Wednesday, October 2, 2024

Recently I had a dream where Zachary Levi explained to me in excruciating detail why men don’t like me.


It hurt, but it didn’t hurt, because ZL is not someone I’ve ever cared for…even so, that doesn’t change the truth and despite it being a dream it has excavated some very old pain. 


My dream life is often much more vivid than my real life and, in this case, the words in them are not made up, but memories of what other boys said in my youth.


My whole life, from third grade on, I have been hyper aware of my distinct lack of appeal to anyone who didn’t have to like me.


Women and men equally don’t like me, but it hurts more with men because society places so much worth on women’s worth to men and the older I get the more I know I’ve failed at life.


From the time I was 12, my mom always pushed me to be normal. In restaurants she’d verbally nudge me to talk to waiters and it only got worse as I got older. 


My lack of interest in men seemed to both insult and infuriate her, even before I tried to come out. In her eyes I just wasn’t trying hard enough and if I did I’d “get one.”

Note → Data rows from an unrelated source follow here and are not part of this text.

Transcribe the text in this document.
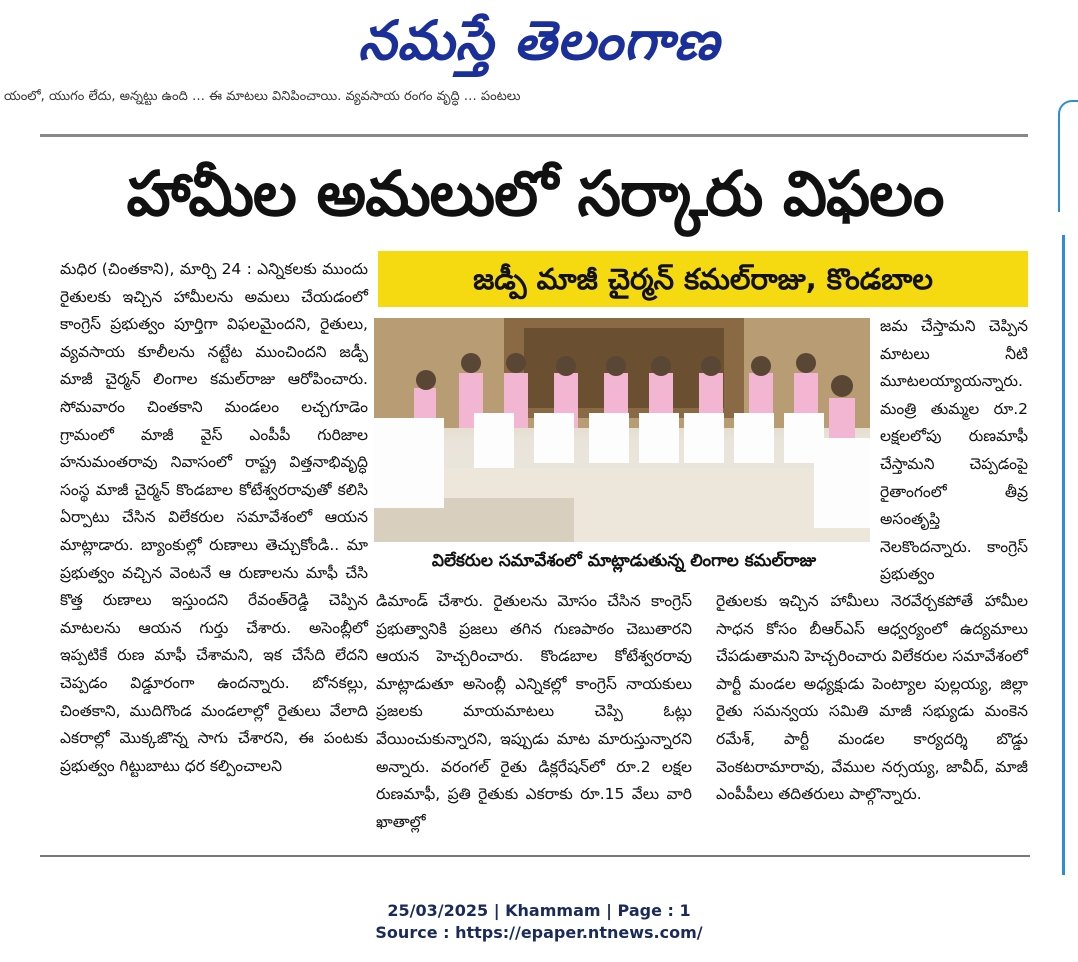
నమస్తే తెలంగాణ
యంలో, యుగం లేదు, అన్నట్టు ఉంది … ఈ మాటలు వినిపించాయి. వ్యవసాయ రంగం వృద్ధి … పంటలు
హామీల అమలులో సర్కారు విఫలం
జడ్పీ మాజీ చైర్మన్ కమల్‌రాజు, కొండబాల

మధిర (చింతకాని), మార్చి 24 : ఎన్నికలకు ముందు రైతులకు ఇచ్చిన హామీలను అమలు చేయడంలో కాంగ్రెస్ ప్రభుత్వం పూర్తిగా విఫలమైందని, రైతులు, వ్యవసాయ కూలీలను నట్టేట ముంచిందని జడ్పీ మాజీ చైర్మన్ లింగాల కమల్‌రాజు ఆరోపించారు. సోమవారం చింతకాని మండలం లచ్చగూడెం గ్రామంలో మాజీ వైస్ ఎంపీపీ గురిజాల హనుమంతరావు నివాసంలో రాష్ట్ర విత్తనాభివృద్ధి సంస్థ మాజీ చైర్మన్ కొండబాల కోటేశ్వరరావుతో కలిసి ఏర్పాటు చేసిన విలేకరుల సమావేశంలో ఆయన మాట్లాడారు. బ్యాంకుల్లో రుణాలు తెచ్చుకోండి.. మా ప్రభుత్వం వచ్చిన వెంటనే ఆ రుణాలను మాఫీ చేసి కొత్త రుణాలు ఇస్తుందని రేవంత్‌రెడ్డి చెప్పిన మాటలను ఆయన గుర్తు చేశారు. అసెంబ్లీలో ఇప్పటికే రుణ మాఫీ చేశామని, ఇక చేసేది లేదని చెప్పడం విడ్డూరంగా ఉందన్నారు. బోనకల్లు, చింతకాని, ముదిగొండ మండలాల్లో రైతులు వేలాది ఎకరాల్లో మొక్కజొన్న సాగు చేశారని, ఈ పంటకు ప్రభుత్వం గిట్టుబాటు ధర కల్పించాలని

విలేకరుల సమావేశంలో మాట్లాడుతున్న లింగాల కమల్‌రాజు

డిమాండ్ చేశారు. రైతులను మోసం చేసిన కాంగ్రెస్ ప్రభుత్వానికి ప్రజలు తగిన గుణపాఠం చెబుతారని ఆయన హెచ్చరించారు. కొండబాల కోటేశ్వరరావు మాట్లాడుతూ అసెంబ్లీ ఎన్నికల్లో కాంగ్రెస్ నాయకులు ప్రజలకు మాయమాటలు చెప్పి ఓట్లు వేయించుకున్నారని, ఇప్పుడు మాట మారుస్తున్నారని అన్నారు. వరంగల్ రైతు డిక్లరేషన్‌లో రూ.2 లక్షల రుణమాఫీ, ప్రతి రైతుకు ఎకరాకు రూ.15 వేలు వారి ఖాతాల్లో

రైతులకు ఇచ్చిన హామీలు నెరవేర్చకపోతే హామీల సాధన కోసం బీఆర్‌ఎస్ ఆధ్వర్యంలో ఉద్యమాలు చేపడుతామని హెచ్చరించారు విలేకరుల సమావేశంలో పార్టీ మండల అధ్యక్షుడు పెంట్యాల పుల్లయ్య, జిల్లా రైతు సమన్వయ సమితి మాజీ సభ్యుడు మంకెన రమేశ్, పార్టీ మండల కార్యదర్శి బొడ్డు వెంకటరామారావు, వేముల నర్సయ్య, జావీద్, మాజీ ఎంపీపీలు తదితరులు పాల్గొన్నారు.

జమ చేస్తామని చెప్పిన మాటలు నీటి మూటలయ్యాయన్నారు. మంత్రి తుమ్మల రూ.2 లక్షలలోపు రుణమాఫీ చేస్తామని చెప్పడంపై రైతాంగంలో తీవ్ర అసంతృప్తి నెలకొందన్నారు. కాంగ్రెస్ ప్రభుత్వం

25/03/2025 | Khammam | Page : 1
Source : https://epaper.ntnews.com/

She didn’t believe in my ugliness like I did because she believed it was only a matter of my tweaking things. Her anger wasn’t with my looks, but with my indifference, my lack of engaging in the efforts to have a boyfriend.

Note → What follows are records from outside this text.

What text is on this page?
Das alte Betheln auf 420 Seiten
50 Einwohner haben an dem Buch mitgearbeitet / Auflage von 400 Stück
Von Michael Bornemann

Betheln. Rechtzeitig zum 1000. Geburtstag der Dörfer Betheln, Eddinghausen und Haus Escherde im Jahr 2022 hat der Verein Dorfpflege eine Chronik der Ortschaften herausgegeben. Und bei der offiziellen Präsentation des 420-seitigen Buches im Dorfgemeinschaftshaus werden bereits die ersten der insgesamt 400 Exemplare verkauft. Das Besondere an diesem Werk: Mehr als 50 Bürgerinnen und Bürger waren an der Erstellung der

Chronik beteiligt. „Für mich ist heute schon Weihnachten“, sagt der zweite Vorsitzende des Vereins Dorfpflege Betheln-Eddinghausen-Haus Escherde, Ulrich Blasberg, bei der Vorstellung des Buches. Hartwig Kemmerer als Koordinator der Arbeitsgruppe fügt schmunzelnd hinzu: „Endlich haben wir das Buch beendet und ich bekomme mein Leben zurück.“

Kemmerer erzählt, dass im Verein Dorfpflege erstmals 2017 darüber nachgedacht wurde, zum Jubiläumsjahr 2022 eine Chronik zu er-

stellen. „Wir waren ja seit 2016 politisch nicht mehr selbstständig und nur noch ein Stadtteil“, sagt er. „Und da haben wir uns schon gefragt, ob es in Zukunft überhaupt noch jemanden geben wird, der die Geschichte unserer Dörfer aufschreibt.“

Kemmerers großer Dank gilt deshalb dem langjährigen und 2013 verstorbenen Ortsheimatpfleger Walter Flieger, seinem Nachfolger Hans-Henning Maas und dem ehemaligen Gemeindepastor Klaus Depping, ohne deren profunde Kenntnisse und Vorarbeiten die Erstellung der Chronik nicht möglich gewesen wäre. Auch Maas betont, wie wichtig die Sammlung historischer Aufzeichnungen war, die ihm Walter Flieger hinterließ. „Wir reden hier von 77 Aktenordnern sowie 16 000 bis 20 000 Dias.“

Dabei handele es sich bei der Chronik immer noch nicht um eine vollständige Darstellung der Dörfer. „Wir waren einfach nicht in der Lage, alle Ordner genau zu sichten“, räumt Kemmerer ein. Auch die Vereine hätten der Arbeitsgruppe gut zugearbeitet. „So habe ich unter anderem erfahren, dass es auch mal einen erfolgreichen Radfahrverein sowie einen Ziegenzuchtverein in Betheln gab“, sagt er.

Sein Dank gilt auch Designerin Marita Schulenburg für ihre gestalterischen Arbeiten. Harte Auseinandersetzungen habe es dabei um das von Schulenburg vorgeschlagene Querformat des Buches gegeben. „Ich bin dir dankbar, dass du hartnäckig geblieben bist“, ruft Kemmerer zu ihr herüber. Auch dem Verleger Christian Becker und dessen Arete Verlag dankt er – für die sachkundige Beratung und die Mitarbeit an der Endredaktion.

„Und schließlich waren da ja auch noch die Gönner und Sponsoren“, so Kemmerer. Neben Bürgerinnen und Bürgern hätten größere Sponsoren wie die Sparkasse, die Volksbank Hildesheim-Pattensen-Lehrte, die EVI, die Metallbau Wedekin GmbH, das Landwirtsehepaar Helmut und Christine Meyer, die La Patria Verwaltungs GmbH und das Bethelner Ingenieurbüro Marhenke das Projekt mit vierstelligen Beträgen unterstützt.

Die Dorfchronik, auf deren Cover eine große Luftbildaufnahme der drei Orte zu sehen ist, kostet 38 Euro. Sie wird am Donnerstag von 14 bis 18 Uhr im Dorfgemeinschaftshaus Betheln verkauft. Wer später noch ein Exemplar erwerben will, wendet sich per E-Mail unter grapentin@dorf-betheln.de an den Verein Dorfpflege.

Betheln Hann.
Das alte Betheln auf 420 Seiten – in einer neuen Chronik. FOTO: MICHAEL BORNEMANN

For more than 40 years I have never doubted my attraction to women, even if I  didn't understand it or welcome it in the beginning and still don't to some extent. To this day, I find my strongest emotional and romantic and (this said with much reluctance and even some shame) physical pull to women.


But because I have recently found myself a tad flustered around this guy I know, I have to wonder if maybe I should consider myself queer (a word that doesn't sit well on my mouth since I grew up with it being considered a slur) instead of a lesbian.